Colomba
 
Molto spesso quando si parla delle problematiche relative alla disabilità ci si sofferma soprattutto su aiuti importantissimi, come per esempio: ausili, posti disabili per l'automobile, attrezzature elettromedicali, terapie... Ma, oltre a questi aspetti, c'è anche la quotidianità della persona disabile e con quotidianità intendo il doversi vestire, fare la doccia, spostarsi dalla carrozzina, espletare funzioni fisiologiche.

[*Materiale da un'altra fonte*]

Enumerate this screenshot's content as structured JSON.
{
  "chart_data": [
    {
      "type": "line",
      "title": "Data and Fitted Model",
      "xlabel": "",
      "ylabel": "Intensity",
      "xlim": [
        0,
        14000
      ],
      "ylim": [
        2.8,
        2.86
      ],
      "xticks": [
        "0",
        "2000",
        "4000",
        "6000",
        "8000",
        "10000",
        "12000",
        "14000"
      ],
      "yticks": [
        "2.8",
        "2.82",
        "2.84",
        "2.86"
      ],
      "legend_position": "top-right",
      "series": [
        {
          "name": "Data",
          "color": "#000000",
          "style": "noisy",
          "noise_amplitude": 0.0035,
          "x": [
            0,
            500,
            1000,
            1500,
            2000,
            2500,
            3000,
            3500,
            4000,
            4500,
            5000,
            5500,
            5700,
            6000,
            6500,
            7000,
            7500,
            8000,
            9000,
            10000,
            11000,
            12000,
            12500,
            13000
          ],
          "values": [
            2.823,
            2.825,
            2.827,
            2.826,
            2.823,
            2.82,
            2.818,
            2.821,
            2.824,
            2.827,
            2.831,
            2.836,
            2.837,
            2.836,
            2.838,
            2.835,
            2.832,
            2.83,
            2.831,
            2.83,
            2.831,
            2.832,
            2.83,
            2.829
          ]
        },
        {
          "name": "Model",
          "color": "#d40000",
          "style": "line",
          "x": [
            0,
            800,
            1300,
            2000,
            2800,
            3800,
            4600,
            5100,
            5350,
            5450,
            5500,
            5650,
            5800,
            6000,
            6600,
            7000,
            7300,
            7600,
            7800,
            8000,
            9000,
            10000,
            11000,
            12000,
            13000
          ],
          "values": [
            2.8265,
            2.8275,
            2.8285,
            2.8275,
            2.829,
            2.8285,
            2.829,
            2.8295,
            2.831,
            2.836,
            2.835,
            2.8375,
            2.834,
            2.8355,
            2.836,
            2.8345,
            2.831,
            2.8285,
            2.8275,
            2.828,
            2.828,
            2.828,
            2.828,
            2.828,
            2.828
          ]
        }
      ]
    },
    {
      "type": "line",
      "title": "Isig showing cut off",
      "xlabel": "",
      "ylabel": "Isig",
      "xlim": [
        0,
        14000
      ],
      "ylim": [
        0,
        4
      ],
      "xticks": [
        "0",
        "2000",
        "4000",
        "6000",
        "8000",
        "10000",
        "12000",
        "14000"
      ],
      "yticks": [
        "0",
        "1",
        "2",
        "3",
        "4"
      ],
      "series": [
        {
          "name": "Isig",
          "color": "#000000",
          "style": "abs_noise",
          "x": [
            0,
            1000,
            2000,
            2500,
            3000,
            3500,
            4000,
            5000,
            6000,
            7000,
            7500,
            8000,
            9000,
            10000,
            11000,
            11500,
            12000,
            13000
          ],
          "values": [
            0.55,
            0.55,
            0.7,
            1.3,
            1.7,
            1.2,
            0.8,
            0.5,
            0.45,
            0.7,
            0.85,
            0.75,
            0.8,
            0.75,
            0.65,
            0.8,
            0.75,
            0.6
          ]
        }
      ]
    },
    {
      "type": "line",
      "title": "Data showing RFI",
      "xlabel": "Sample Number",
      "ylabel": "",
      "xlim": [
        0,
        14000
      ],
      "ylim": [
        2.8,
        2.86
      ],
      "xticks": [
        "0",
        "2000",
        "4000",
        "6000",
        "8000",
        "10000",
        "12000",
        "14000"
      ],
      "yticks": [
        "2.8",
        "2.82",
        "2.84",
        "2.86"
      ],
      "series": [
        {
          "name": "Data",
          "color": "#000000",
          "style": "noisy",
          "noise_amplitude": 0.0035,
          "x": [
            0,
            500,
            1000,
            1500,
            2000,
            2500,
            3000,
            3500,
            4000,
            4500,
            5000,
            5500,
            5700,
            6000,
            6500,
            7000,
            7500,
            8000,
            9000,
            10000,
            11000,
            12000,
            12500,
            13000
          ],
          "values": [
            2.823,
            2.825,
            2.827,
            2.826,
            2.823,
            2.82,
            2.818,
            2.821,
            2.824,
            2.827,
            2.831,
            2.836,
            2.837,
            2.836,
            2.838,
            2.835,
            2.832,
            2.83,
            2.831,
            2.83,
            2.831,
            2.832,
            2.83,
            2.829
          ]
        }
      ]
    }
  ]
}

Questo per spiegare come sia importante dare sostegno anche alle famiglie dei disabili tramite contributi, che possano essere utilizzati per assumere personale per assistere il proprio figlio. Al momento ci sono contributi per i disabili che vivono da soli e pochi per chi vive in famiglia, ma, con disabilità gravi, non tutti ci sentiamo di andare a vivere da soli, pur avendo diritto alla nostra autonomia e a non gravare eccessivamente sui nostri famigliari. Se venissero dati più contributi anche a chi vive in famiglia, si potrebbe comunque sviluppare e sostenere una forma di autonomia. Ovviamente il contributo dovrebbe essere di una certa entità e non di 30 euro al mese, come nel caso della quota riconosciuta a Colomba, che serve giusto a pagare una pizza. Forse non si capisce che la posta in gioco è alta, perché si sta parlando non solo della salute della persona disabile, ma anche dei suoi familiari. Oggi, per nostra fortuna, anche con patologie gravi, viviamo più a lungo, ma questo vuol dire che i nostri familiari, con il passare del tempo, avranno anche loro un'età più avanzata e di conseguenza bisogno di più aiuti per preservarsi da eventuali problemi fisici. I miei genitori, ad esempio, che hanno avuto problemi fisici causati dalla mia gestione sono stati costretti a svolgere visite, fisioterapie e, in più, hanno dovuto comunque, nel frattempo, continuare ad occuparsi di me. Senza contare che, per poter fare visite e terapie in orari compatibili con la mia assistenza e rapidamente, hanno dovuto ripiegare sul servizio privato, dove, improvvisamente, come Mosé di fronte alle acque del Mar Rosso tutto si spalanca e le liste d'attesa scompaiono.
 
Con i contributi a cui ho diritto, non posso permettermi una copertura completa di un assistente e la mia famiglia deve per forza integrare; se si è disabili e si ha a disposizione un patrimonio simile a quello della famiglia reale britannica, ci si può garantire una vita migliore, altrimenti ci si deve adattare. Anche in tempo di pandemia la musica non è cambiata: nei vari DPCM vengono dati alcuni aiuti ai disabili che lavorano, che abitano da soli, oppure che vivono in strutture semi residenziali. Insomma, si dà la precedenza a chi ha una vita autonoma. Intendiamoci, sono molto contento che ci siano disabili che vivono da soli perché possono essere d'esempio per altri disabili, ma in uno stato democratico è giusto garantire la libertà di scelta per tutti. Deve essere la persona a poter scegliere se vivere da sola oppure no, e, se decide di vivere con la propria famiglia, deve poterlo fare, senza rinunciare alla propria autonomia, a una gestione autonoma e indipendente. Spero che un giorno questa linea di pensiero, che condivido con tanti altri disabili, venga presa seriamente in considerazione.

Mattia Abbate, l'autore di questa rubrica, è affetto da distrofia muscolare di Duchenne. "Questo spazio - dice - è nato per aiutare chi convive con difficoltà di vario genere ad affrontarle e offre alle persone sane un punto di vista diverso sulla realtà che le circonda".